Published : 2021 || Format : print || Location : Colombia ☆ ☆ ☆ ☆ ☆ What was it about the country that kept everyone hostage to its fantasy? The previous month, on its own soil, an American man went to his job at a plant and gunned down fourteen coworkers, and last spring alone there were four different school shootings. A nation at war with itself, yet people still spoke of it as some kind of paradise.. Thoughts : Infinite Country follows two characters - young Talia, who at the beginning of this book, escapes a girl’s reform school in North Colombia so that she can make her previously booked flight to the US. Before she can do that, she needs to travel many miles to reach her father and get her ticket to the rest of her family. As we follow Talia’s treacherous journey south, we learn about how she ended up in the reform school in the first place and why half her family resides in the US. Infinite Country tells the...
I distinctly remember complaining a few months ago about how much trouble it was to select a book from the library. There's always some other book calling my name. And knowing very well that most of those books go unread, I would usually prefer not to take a truck load, only to come back again and guiltily return half of those unread.

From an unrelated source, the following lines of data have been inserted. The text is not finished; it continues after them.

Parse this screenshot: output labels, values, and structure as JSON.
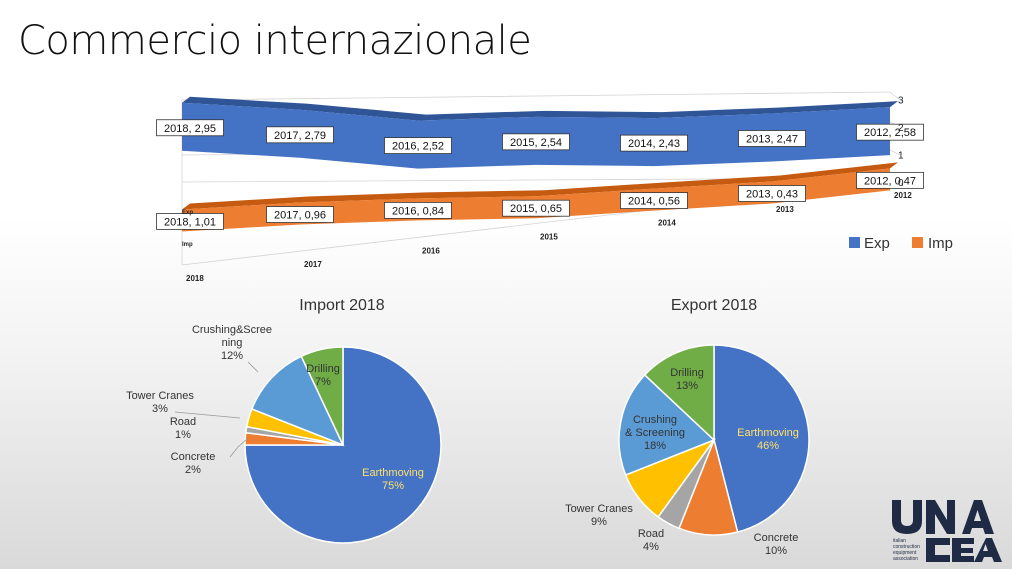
{
  "slide": {
    "title": "Commercio internazionale"
  },
  "chart_data": [
    {
      "type": "line",
      "variant": "3d-ribbon",
      "title": "",
      "categories": [
        "2018",
        "2017",
        "2016",
        "2015",
        "2014",
        "2013",
        "2012"
      ],
      "series": [
        {
          "name": "Exp",
          "values": [
            2.95,
            2.79,
            2.52,
            2.54,
            2.43,
            2.47,
            2.58
          ],
          "color": "#4472C4",
          "data_labels": [
            "2018, 2,95",
            "2017, 2,79",
            "2016, 2,52",
            "2015, 2,54",
            "2014, 2,43",
            "2013, 2,47",
            "2012, 2,58"
          ]
        },
        {
          "name": "Imp",
          "values": [
            1.01,
            0.96,
            0.84,
            0.65,
            0.56,
            0.43,
            0.47
          ],
          "color": "#ED7D31",
          "data_labels": [
            "2018, 1,01",
            "2017, 0,96",
            "2016, 0,84",
            "2015, 0,65",
            "2014, 0,56",
            "2013, 0,43",
            "2012, 0,47"
          ]
        }
      ],
      "depth_labels": [
        "Exp",
        "Imp"
      ],
      "y_ticks": [
        "0",
        "1",
        "2",
        "3"
      ],
      "ylim": [
        0,
        3
      ],
      "legend": {
        "position": "right",
        "entries": [
          "Exp",
          "Imp"
        ]
      }
    },
    {
      "type": "pie",
      "title": "Import 2018",
      "slices": [
        {
          "label": "Earthmoving",
          "pct": "75%",
          "value": 75,
          "color": "#4472C4"
        },
        {
          "label": "Concrete",
          "pct": "2%",
          "value": 2,
          "color": "#ED7D31"
        },
        {
          "label": "Road",
          "pct": "1%",
          "value": 1,
          "color": "#A5A5A5"
        },
        {
          "label": "Tower Cranes",
          "pct": "3%",
          "value": 3,
          "color": "#FFC000"
        },
        {
          "label": "Crushing&Scree ning",
          "label_lines": [
            "Crushing&Scree",
            "ning"
          ],
          "pct": "12%",
          "value": 12,
          "color": "#5B9BD5"
        },
        {
          "label": "Drilling",
          "pct": "7%",
          "value": 7,
          "color": "#70AD47"
        }
      ]
    },
    {
      "type": "pie",
      "title": "Export 2018",
      "slices": [
        {
          "label": "Earthmoving",
          "pct": "46%",
          "value": 46,
          "color": "#4472C4"
        },
        {
          "label": "Concrete",
          "pct": "10%",
          "value": 10,
          "color": "#ED7D31"
        },
        {
          "label": "Road",
          "pct": "4%",
          "value": 4,
          "color": "#A5A5A5"
        },
        {
          "label": "Tower Cranes",
          "pct": "9%",
          "value": 9,
          "color": "#FFC000"
        },
        {
          "label": "Crushing & Screening",
          "label_lines": [
            "Crushing",
            "& Screening"
          ],
          "pct": "18%",
          "value": 18,
          "color": "#5B9BD5"
        },
        {
          "label": "Drilling",
          "pct": "13%",
          "value": 13,
          "color": "#70AD47"
        }
      ]
    }
  ],
  "logo": {
    "text": "UNACEA",
    "sub_lines": [
      "italian",
      "construction",
      "equipment",
      "association"
    ],
    "color": "#1f2a44"
  }
}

Since then, I kicked that worry out of my system. Lately, I've been having so much fun taking a random array of books home, and reading a book that I was in the mood for at a specific time. True, some, probably most, of those do not get read. But there's always a next time. Plus, I love the increased set of choices I have each time I'm looking for a read.
And now that I got that cured, what do you know, I'm having trouble buying a book. Uh-huh!
The same scenario played out all over again. I actually headed to B&N yesterday only for some fun time browsing the aisles. It had been ages since I had been to a bookstore or actually bought a book, and I was hoping to simply check out what's hot, pick a book to read at the cafe while I sip some yummylicious coffee. But when I got there, I was eager to go back home, because all through my drive to the store, I kept thinking of the half-read book on my nightstand, which I suddenly had an urge to read. So, rather than browse at the store, I figured I might as well buy a book and go home. (The option of leaving empty-handed didn't really cross my mind.) Who knew I was going to have trouble with that! Seriously? You can have a problem buying a book??
Though, I should say that the booksellers at my local B&N are to blame. They had all their summer reading tables nicely laid out. About three-fourths of those books are in my wishlist. How does one even go about deciding what to read? And to make it worse, there were some new-to-me titles on display that I simply wanted to read right away. Every time I go to B&N, I spend a lot of time perusing their Discover Great New Writers shelf. I would already have read and loved most of those titles, which makes me warm up easily to the other titles on display. This time, they had Please Look After Mom and My Korean Deli put up - both of which I've been itching to read. I finally walked out of the store with The Imperfectionists, which has been on my TBR since last year, and mentally taking an anti-book ban promise - to buy books more frequently to avoid the kind of deadlock that I went through.
Does that ever happen to you?


Comments
Aren't reading, buying, not buying, etc., such delicious issues?
Here's
MY SUNDAY SALON POST
As for book buying, yes! I have an Amazon gift card and just cannot make up my mind. Dangerous.
My excuse is that maybe I'll forget which books I want to read or even that it will go out of print before I get round to buying them if I wait to buy all of the others on my shelves, and things are made worse now I have an eReader.
Even though I was very excited about the book when I bought it, I haven't gone back to it. It seems to be on the back burner right now and maybe some other day, I'll pick it up.
All you need to do is to join AdWorkMedia and embed their Content Locking tool.